リヴァプールは無理に追いかけ回さず、中盤に強固なブロックを形成。相手が縦パスを入れた瞬間を狙い撃ちにする「待ちのプレス」を機能させました。特にフラーフェンベルフとアレクシス・マック・アリスターの中盤コンビが、マルセイユのキーマンであるコンドグビアへのパスコースを限定したことが勝因の一つです。

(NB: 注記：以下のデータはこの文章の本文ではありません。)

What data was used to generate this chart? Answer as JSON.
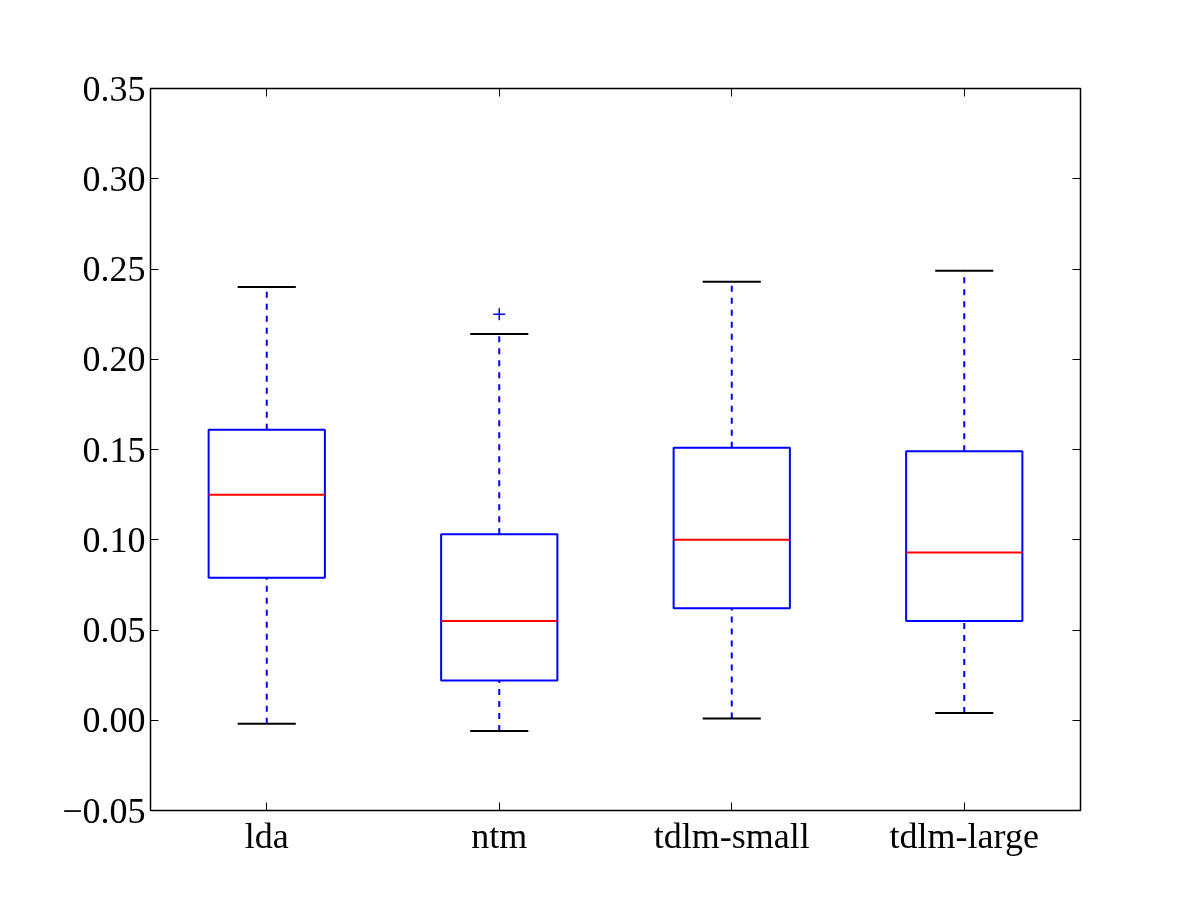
{
  "chart_data": {
    "type": "box",
    "categories": [
      "lda",
      "ntm",
      "tdlm-small",
      "tdlm-large"
    ],
    "boxes": [
      {
        "low": -0.002,
        "q1": 0.079,
        "median": 0.125,
        "q3": 0.161,
        "high": 0.24
      },
      {
        "low": -0.006,
        "q1": 0.022,
        "median": 0.055,
        "q3": 0.103,
        "high": 0.214,
        "outliers": [
          0.225
        ]
      },
      {
        "low": 0.001,
        "q1": 0.062,
        "median": 0.1,
        "q3": 0.151,
        "high": 0.243
      },
      {
        "low": 0.004,
        "q1": 0.055,
        "median": 0.093,
        "q3": 0.149,
        "high": 0.249
      }
    ],
    "color": "#0000ff",
    "line_style": "dashed",
    "marker": "cross",
    "ylim": [
      -0.05,
      0.35
    ],
    "yticks": [
      {
        "value": -0.05,
        "label": "−0.05"
      },
      {
        "value": 0.0,
        "label": "0.00"
      },
      {
        "value": 0.05,
        "label": "0.05"
      },
      {
        "value": 0.1,
        "label": "0.10"
      },
      {
        "value": 0.15,
        "label": "0.15"
      },
      {
        "value": 0.2,
        "label": "0.20"
      },
      {
        "value": 0.25,
        "label": "0.25"
      },
      {
        "value": 0.3,
        "label": "0.30"
      },
      {
        "value": 0.35,
        "label": "0.35"
      }
    ],
    "grid": false
  }
}
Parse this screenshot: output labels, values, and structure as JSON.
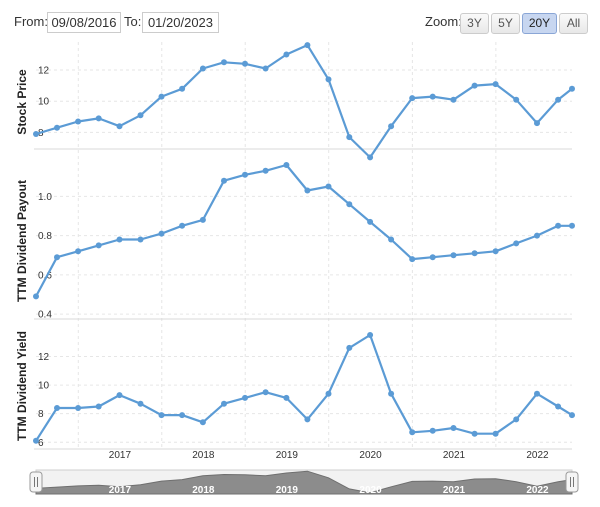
{
  "range": {
    "from_label": "From:",
    "from_value": "09/08/2016",
    "to_label": "To:",
    "to_value": "01/20/2023"
  },
  "zoom": {
    "label": "Zoom:",
    "buttons": [
      {
        "label": "3Y",
        "active": false
      },
      {
        "label": "5Y",
        "active": false
      },
      {
        "label": "20Y",
        "active": true
      },
      {
        "label": "All",
        "active": false
      }
    ]
  },
  "colors": {
    "series": "#5b9bd5",
    "grid": "#e6e6e6",
    "navigator_fill": "#8c8c8c"
  },
  "navigator": {
    "handle_icon": "grip-handle-icon",
    "years": [
      "2017",
      "2018",
      "2019",
      "2020",
      "2021",
      "2022"
    ]
  },
  "chart_data": [
    {
      "type": "line",
      "ylabel": "Stock Price",
      "y_ticks": [
        "8",
        "10",
        "12"
      ],
      "ylim": [
        7.0,
        13.8
      ],
      "x": [
        "2016-06-30",
        "2016-09-30",
        "2016-12-31",
        "2017-03-31",
        "2017-06-30",
        "2017-09-30",
        "2017-12-31",
        "2018-03-31",
        "2018-06-30",
        "2018-09-30",
        "2018-12-31",
        "2019-03-31",
        "2019-06-30",
        "2019-09-30",
        "2019-12-31",
        "2020-03-31",
        "2020-06-30",
        "2020-09-30",
        "2020-12-31",
        "2021-03-31",
        "2021-06-30",
        "2021-09-30",
        "2021-12-31",
        "2022-03-31",
        "2022-06-30",
        "2022-09-30",
        "2022-11-30"
      ],
      "values": [
        7.9,
        8.3,
        8.7,
        8.9,
        8.4,
        9.1,
        10.3,
        10.8,
        12.1,
        12.5,
        12.4,
        12.1,
        13.0,
        13.6,
        11.4,
        7.7,
        6.4,
        8.4,
        10.2,
        10.3,
        10.1,
        11.0,
        11.1,
        10.1,
        8.6,
        10.1,
        10.8
      ]
    },
    {
      "type": "line",
      "ylabel": "TTM Dividend Payout",
      "y_ticks": [
        "0.4",
        "0.6",
        "0.8",
        "1.0"
      ],
      "ylim": [
        0.38,
        1.17
      ],
      "x": [
        "2016-06-30",
        "2016-09-30",
        "2016-12-31",
        "2017-03-31",
        "2017-06-30",
        "2017-09-30",
        "2017-12-31",
        "2018-03-31",
        "2018-06-30",
        "2018-09-30",
        "2018-12-31",
        "2019-03-31",
        "2019-06-30",
        "2019-09-30",
        "2019-12-31",
        "2020-03-31",
        "2020-06-30",
        "2020-09-30",
        "2020-12-31",
        "2021-03-31",
        "2021-06-30",
        "2021-09-30",
        "2021-12-31",
        "2022-03-31",
        "2022-06-30",
        "2022-09-30",
        "2022-11-30"
      ],
      "values": [
        0.49,
        0.69,
        0.72,
        0.75,
        0.78,
        0.78,
        0.81,
        0.85,
        0.88,
        1.08,
        1.11,
        1.13,
        1.16,
        1.03,
        1.05,
        0.96,
        0.87,
        0.78,
        0.68,
        0.69,
        0.7,
        0.71,
        0.72,
        0.76,
        0.8,
        0.85,
        0.85
      ]
    },
    {
      "type": "line",
      "ylabel": "TTM Dividend Yield",
      "y_ticks": [
        "6",
        "8",
        "10",
        "12"
      ],
      "ylim": [
        5.6,
        14.2
      ],
      "x": [
        "2016-06-30",
        "2016-09-30",
        "2016-12-31",
        "2017-03-31",
        "2017-06-30",
        "2017-09-30",
        "2017-12-31",
        "2018-03-31",
        "2018-06-30",
        "2018-09-30",
        "2018-12-31",
        "2019-03-31",
        "2019-06-30",
        "2019-09-30",
        "2019-12-31",
        "2020-03-31",
        "2020-06-30",
        "2020-09-30",
        "2020-12-31",
        "2021-03-31",
        "2021-06-30",
        "2021-09-30",
        "2021-12-31",
        "2022-03-31",
        "2022-06-30",
        "2022-09-30",
        "2022-11-30"
      ],
      "values": [
        6.1,
        8.4,
        8.4,
        8.5,
        9.3,
        8.7,
        7.9,
        7.9,
        7.4,
        8.7,
        9.1,
        9.5,
        9.1,
        7.6,
        9.4,
        12.6,
        13.5,
        9.4,
        6.7,
        6.8,
        7.0,
        6.6,
        6.6,
        7.6,
        9.4,
        8.5,
        7.9
      ]
    }
  ],
  "x_axis_ticks": [
    "2017",
    "2018",
    "2019",
    "2020",
    "2021",
    "2022"
  ]
}
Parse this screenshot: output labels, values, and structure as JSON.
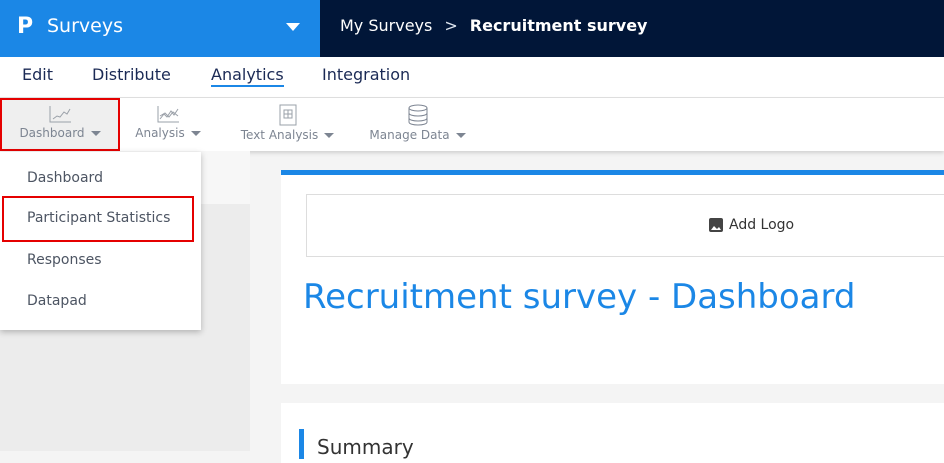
{
  "header": {
    "app_name": "Surveys",
    "breadcrumb": [
      "My Surveys",
      "Recruitment survey"
    ]
  },
  "tabs": [
    "Edit",
    "Distribute",
    "Analytics",
    "Integration"
  ],
  "active_tab": "Analytics",
  "toolbar": [
    {
      "label": "Dashboard",
      "icon": "line-chart-icon"
    },
    {
      "label": "Analysis",
      "icon": "multi-line-chart-icon"
    },
    {
      "label": "Text Analysis",
      "icon": "text-analysis-icon"
    },
    {
      "label": "Manage Data",
      "icon": "database-icon"
    }
  ],
  "menu": [
    "Dashboard",
    "Participant Statistics",
    "Responses",
    "Datapad"
  ],
  "main": {
    "add_logo": "Add Logo",
    "title": "Recruitment survey - Dashboard",
    "summary": "Summary"
  },
  "colors": {
    "brand": "#1b87e6",
    "navy": "#011638",
    "highlight": "#e50000"
  }
}
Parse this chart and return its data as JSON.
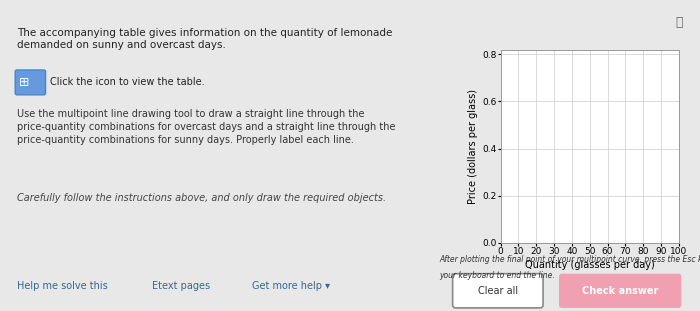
{
  "left_panel_bg": "#e8e8e8",
  "right_panel_bg": "#f5f5f0",
  "title_text": "The accompanying table gives information on the quantity of lemonade\ndemanded on sunny and overcast days.",
  "icon_text": "Click the icon to view the table.",
  "body_text1": "Use the multipoint line drawing tool to draw a straight line through the\nprice-quantity combinations for overcast days and a straight line through the\nprice-quantity combinations for sunny days. Properly label each line.",
  "body_text2": "Carefully follow the instructions above, and only draw the required objects.",
  "xlabel": "Quantity (glasses per day)",
  "ylabel": "Price (dollars per glass)",
  "xmin": 0,
  "xmax": 100,
  "ymin": 0.0,
  "ymax": 0.8,
  "xticks": [
    0,
    10,
    20,
    30,
    40,
    50,
    60,
    70,
    80,
    90,
    100
  ],
  "yticks": [
    0.0,
    0.2,
    0.4,
    0.6,
    0.8
  ],
  "grid_color": "#cccccc",
  "bottom_text1": "After plotting the final point of your multipoint curve, press the Esc key on",
  "bottom_text2": "your keyboard to end the line.",
  "button1_text": "Clear all",
  "button2_text": "Check answer",
  "button2_color": "#f0a0b0",
  "footer_left": [
    "Help me solve this",
    "Etext pages",
    "Get more help ▾"
  ],
  "title_fontsize": 7.5,
  "body_fontsize": 7,
  "axis_fontsize": 7,
  "tick_fontsize": 6.5
}
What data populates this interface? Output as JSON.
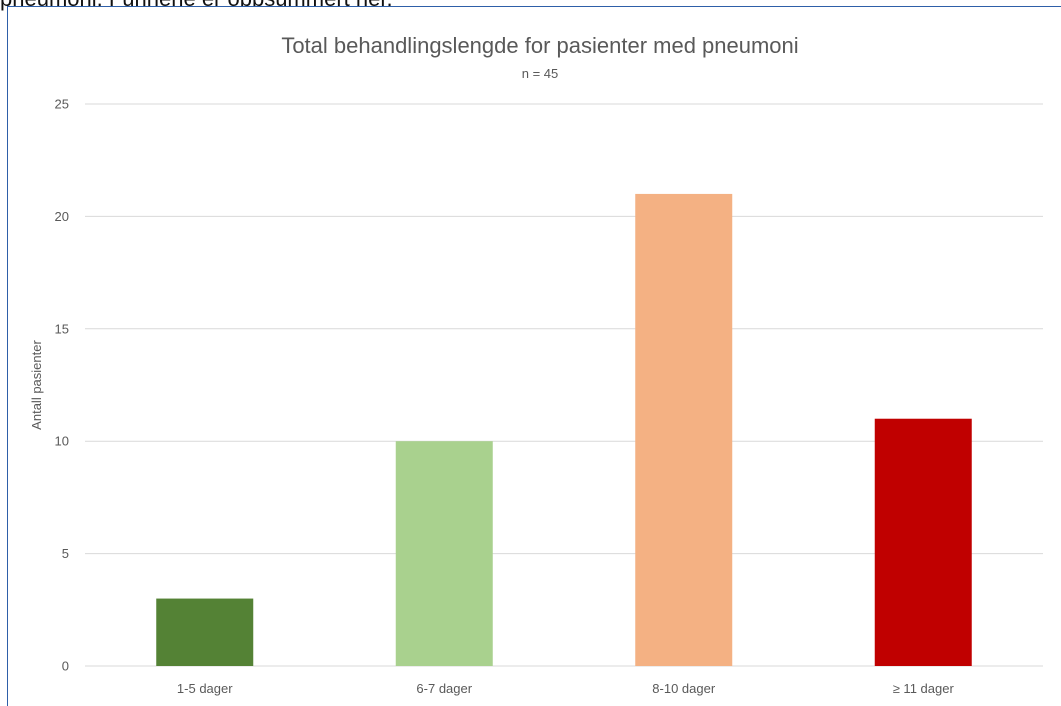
{
  "page": {
    "cut_text": "pneumoni. Funnene er oppsummert her."
  },
  "chart_data": {
    "type": "bar",
    "title": "Total behandlingslengde for pasienter med pneumoni",
    "subtitle": "n = 45",
    "xlabel": "",
    "ylabel": "Antall pasienter",
    "categories": [
      "1-5 dager",
      "6-7 dager",
      "8-10 dager",
      "≥ 11 dager"
    ],
    "values": [
      3,
      10,
      21,
      11
    ],
    "colors": [
      "#548235",
      "#a9d18e",
      "#f4b183",
      "#c00000"
    ],
    "ylim": [
      0,
      25
    ],
    "yticks": [
      0,
      5,
      10,
      15,
      20,
      25
    ],
    "grid": true,
    "gridColor": "#d9d9d9"
  }
}
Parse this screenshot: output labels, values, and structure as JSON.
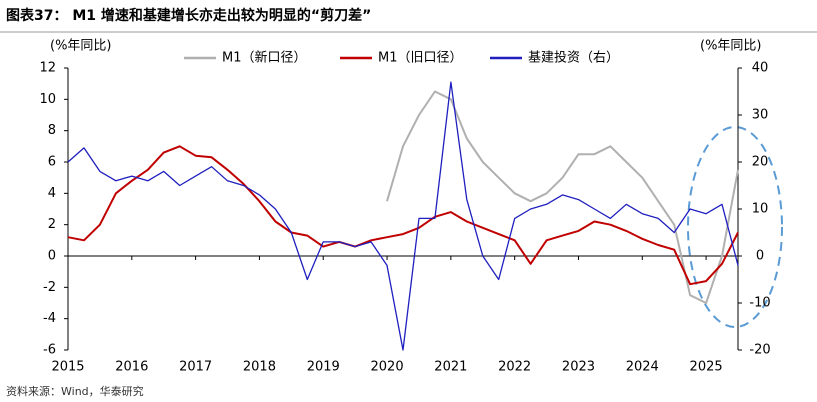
{
  "chart_data": {
    "type": "line",
    "title": "图表37： M1 增速和基建增长亦走出较为明显的“剪刀差”",
    "ylabel": "(%年同比)",
    "y2label": "(%年同比)",
    "source": "资料来源：Wind，华泰研究",
    "x": [
      2015,
      2015.25,
      2015.5,
      2015.75,
      2016,
      2016.25,
      2016.5,
      2016.75,
      2017,
      2017.25,
      2017.5,
      2017.75,
      2018,
      2018.25,
      2018.5,
      2018.75,
      2019,
      2019.25,
      2019.5,
      2019.75,
      2020,
      2020.25,
      2020.5,
      2020.75,
      2021,
      2021.25,
      2021.5,
      2021.75,
      2022,
      2022.25,
      2022.5,
      2022.75,
      2023,
      2023.25,
      2023.5,
      2023.75,
      2024,
      2024.25,
      2024.5,
      2024.75,
      2025,
      2025.25,
      2025.5
    ],
    "series": [
      {
        "name": "M1（新口径）",
        "color": "#b0b0b0",
        "values": [
          null,
          null,
          null,
          null,
          null,
          null,
          null,
          null,
          null,
          null,
          null,
          null,
          null,
          null,
          null,
          null,
          null,
          null,
          null,
          null,
          3.5,
          7,
          9,
          10.5,
          10,
          7.5,
          6,
          5,
          4,
          3.5,
          4,
          5,
          6.5,
          6.5,
          7,
          6,
          5,
          3.5,
          2,
          -2.5,
          -3,
          0,
          5.5
        ]
      },
      {
        "name": "M1（旧口径）",
        "color": "#c00000",
        "values": [
          1.2,
          1,
          2,
          4,
          4.8,
          5.5,
          6.6,
          7,
          6.4,
          6.3,
          5.5,
          4.6,
          3.5,
          2.2,
          1.5,
          1.3,
          0.6,
          0.9,
          0.6,
          1,
          1.2,
          1.4,
          1.8,
          2.5,
          2.8,
          2.2,
          1.8,
          1.4,
          1,
          -0.5,
          1,
          1.3,
          1.6,
          2.2,
          2,
          1.6,
          1.1,
          0.7,
          0.4,
          -1.8,
          -1.6,
          -0.5,
          1.5
        ]
      },
      {
        "name": "基建投资（右）",
        "color": "#1f1fbf",
        "axis": "y2",
        "values": [
          20,
          23,
          18,
          16,
          17,
          16,
          18,
          15,
          17,
          19,
          16,
          15,
          13,
          10,
          5,
          -5,
          3,
          3,
          2,
          3,
          -2,
          -20,
          8,
          8,
          37,
          12,
          0,
          -5,
          8,
          10,
          11,
          13,
          12,
          10,
          8,
          11,
          9,
          8,
          5,
          10,
          9,
          11,
          -2
        ]
      }
    ],
    "xlim": [
      2015,
      2025.5
    ],
    "xticks": [
      2015,
      2016,
      2017,
      2018,
      2019,
      2020,
      2021,
      2022,
      2023,
      2024,
      2025
    ],
    "ylim": [
      -6,
      12
    ],
    "yticks": [
      -6,
      -4,
      -2,
      0,
      2,
      4,
      6,
      8,
      10,
      12
    ],
    "y2lim": [
      -20,
      40
    ],
    "y2ticks": [
      -20,
      -10,
      0,
      10,
      20,
      30,
      40
    ]
  }
}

また、リヴァプールは攻撃時、フリンポンの高い位置取りによってマルセイユの左サイドバックをピン留めし、サラーが自由を得る状況を作り出しました。効率重視のスロット流フットボールが、デ・ゼルビの理想主義を打ち砕いた一戦と言えるでしょう。
ファンの反応
試合後、リヴァプールサポーターからはスロット監督の采配に絶賛の声が上がっています。「プレミアでの不調が嘘のような冷静さ」「ファン・ダイクは永遠に世界最高だ」といったコメントがSNSを埋め尽くしました。
一方、マルセイユファンからは「内容は悪くなかったが、決定力の差に絶望した」「ヴェロドロームであのフリーキックを決められたらどうしようもない」といった、脱帽しつつも悔しさを滲ませる声が多く見られました。しかし、最後までチームを鼓舞し続けたファンの熱量は、リヴァプールの選手たちも試合後に敬意を表すほど素晴らしいものでした。
総評
リヴァプールにとっては、CLの舞台で再びその実力が本物であることを証明する「重要な夜」となりました。リーグ戦での苦戦を忘れさせるような集中力と、チャンスを確実に仕留める決定力。これこそが、かつて欧州を制した「レッズ」の底力です。
対するマルセイユは、スタイルを貫きながらも、個の能力と組織の完成度が融合したトップクラブを崩し切るには、まだ課題があることを露呈しました。しかし、デ・ゼルビ監督の下で見せるポゼッションサッカーの魅力は健在であり、今後の巻き返しが期待されます。
リヴァプールはこの勝利で勝ち点を15に伸ばし、リーグフェーズ上位8位以内での決勝トーナメント・ストレートインへ向けて大きく前進しました。次戦のカラバフ戦も、この勢いのまま突き進むことができるか注目です。